Viviane Fattorelli n’a pas beaucoup dormi cette nuit. La maire d’Audun-le-Tiche, par ailleurs professeure de français au Schengen Lycée, a dû, le bac oblige, corriger des copies jusqu’à 1 heure du matin. Pas facile de jongler entre ces deux postes, bien que ses heures de cours aient été rassemblées pour lui permettre d’assurer, en même temps, la direction de la ville frontalière d’un peu plus de 7 000 habitants. « Je ne compte pas mes heures ici. Cela ne laisse pas beaucoup de place pour la vie de famille, mais bon… » Il reste à la bourgmestre les vacances pour se ressourcer.
Née à Esch-sur-Alzette en 1965, Viviane Fattorelli a grandi à Audun-le-Tiche, sans cesser les allers-retours de part et d’autre de la frontière pour retourner dans sa ville natale où vivait la famille de sa mère. Celle-ci a dû, selon la loi sur l’indigénat alors en vigueur, abandonner sa nationalité luxembourgeoise au moment de se marier avec un étranger. Italien et mineur de fond de quatorze à 48 ans, le père a laissé sa lampe à sa fille. Elle la garde encore dans son bureau. Sa mère, elle, a travaillé à la Commission européenne en tant que secrétaire, après être longtemps restée à la maison pour s’occuper de Viviane et de sa sœur. La maire raconte avoir grandi « dans la marmite du parti communiste ». À neuf ans, elle s’est ainsi rendue à Paris avec ses parents pour manifester contre le plan Davignon et le démantèlement de la sidérurgie lorraine. Elle suivait le collectif, que ce soit pour les Premiers mai ou les fêtes du parti communiste.

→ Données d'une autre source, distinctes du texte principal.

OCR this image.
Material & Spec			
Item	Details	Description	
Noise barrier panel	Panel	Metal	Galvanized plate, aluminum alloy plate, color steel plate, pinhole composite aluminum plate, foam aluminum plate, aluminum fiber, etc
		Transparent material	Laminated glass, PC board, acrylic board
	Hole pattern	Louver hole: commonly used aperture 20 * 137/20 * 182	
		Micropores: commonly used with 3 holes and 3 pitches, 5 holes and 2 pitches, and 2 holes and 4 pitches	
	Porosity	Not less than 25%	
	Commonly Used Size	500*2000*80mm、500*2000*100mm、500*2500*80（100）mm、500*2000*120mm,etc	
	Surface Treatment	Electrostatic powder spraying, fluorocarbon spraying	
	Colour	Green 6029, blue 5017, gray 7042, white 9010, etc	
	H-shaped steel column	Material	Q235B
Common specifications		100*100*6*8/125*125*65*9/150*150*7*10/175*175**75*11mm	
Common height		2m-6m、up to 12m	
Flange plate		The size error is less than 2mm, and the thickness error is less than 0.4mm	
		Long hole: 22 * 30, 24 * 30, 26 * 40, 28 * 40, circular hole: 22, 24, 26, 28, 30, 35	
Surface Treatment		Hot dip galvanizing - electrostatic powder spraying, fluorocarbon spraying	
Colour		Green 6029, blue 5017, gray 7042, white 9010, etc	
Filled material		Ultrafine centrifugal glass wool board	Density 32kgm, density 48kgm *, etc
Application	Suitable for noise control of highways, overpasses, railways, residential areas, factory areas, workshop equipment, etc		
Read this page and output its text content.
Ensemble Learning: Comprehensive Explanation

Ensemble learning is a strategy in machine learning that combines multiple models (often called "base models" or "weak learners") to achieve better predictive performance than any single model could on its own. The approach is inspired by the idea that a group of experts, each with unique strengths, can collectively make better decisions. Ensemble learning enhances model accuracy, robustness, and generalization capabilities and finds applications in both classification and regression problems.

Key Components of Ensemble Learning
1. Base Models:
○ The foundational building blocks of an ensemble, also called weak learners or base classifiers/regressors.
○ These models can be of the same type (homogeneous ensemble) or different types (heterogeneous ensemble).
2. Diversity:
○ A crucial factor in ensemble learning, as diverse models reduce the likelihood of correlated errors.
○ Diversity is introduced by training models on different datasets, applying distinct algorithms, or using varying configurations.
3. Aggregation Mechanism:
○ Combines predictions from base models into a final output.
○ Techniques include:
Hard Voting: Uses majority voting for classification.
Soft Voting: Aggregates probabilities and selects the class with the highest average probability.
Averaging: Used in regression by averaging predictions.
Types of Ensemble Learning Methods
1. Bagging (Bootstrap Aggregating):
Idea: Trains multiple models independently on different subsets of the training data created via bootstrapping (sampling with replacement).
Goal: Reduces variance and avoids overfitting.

Un parti auquel elle n’est cependant pas rattachée aujourd’hui, notamment après avoir constaté durant ses études à Berlin Est « des réalités qui ne correspondaient pas » à ce qu’on lui avait raconté lors de sa jeunesse d’activiste. Si l’étudiante d’alors prend conscience de la dictature qu’était la RDA, elle relève aussi les choses positives du régime communiste. « Au moment de la réunification, on a jeté le bébé avec l’eau du bain », maintient-elle. La bourgmestre a étudié deux ans à Metz et un an à Liverpool, une autre cité minière, avant cette année en Allemagne où elle a obtenu sa maîtrise de langues étrangères appliquées. Viviane Fattorelli, qui avait décidément la bougeotte, s’envole pour un an aux États-Unis, en Géorgie, où elle enseigne le français. De retour en Lorraine, elle déchante. « Du travail qui nécessitait de parler plusieurs langues on en trouvait facilement, mais c’était toujours cantonné plus ou moins à du secrétariat ou de la saisie d’ordres de bourse ». Pas vraiment convaincue, Viviane Fattorelli s’inscrit à l’Institut de traducteur et d’interprète de Strasbourg où elle passe un diplôme d’études supérieures spécialisées (DESS) afin de devenir traductrice. Par le biais de la traduction, elle entre dans le monde de la finance luxembourgeoise.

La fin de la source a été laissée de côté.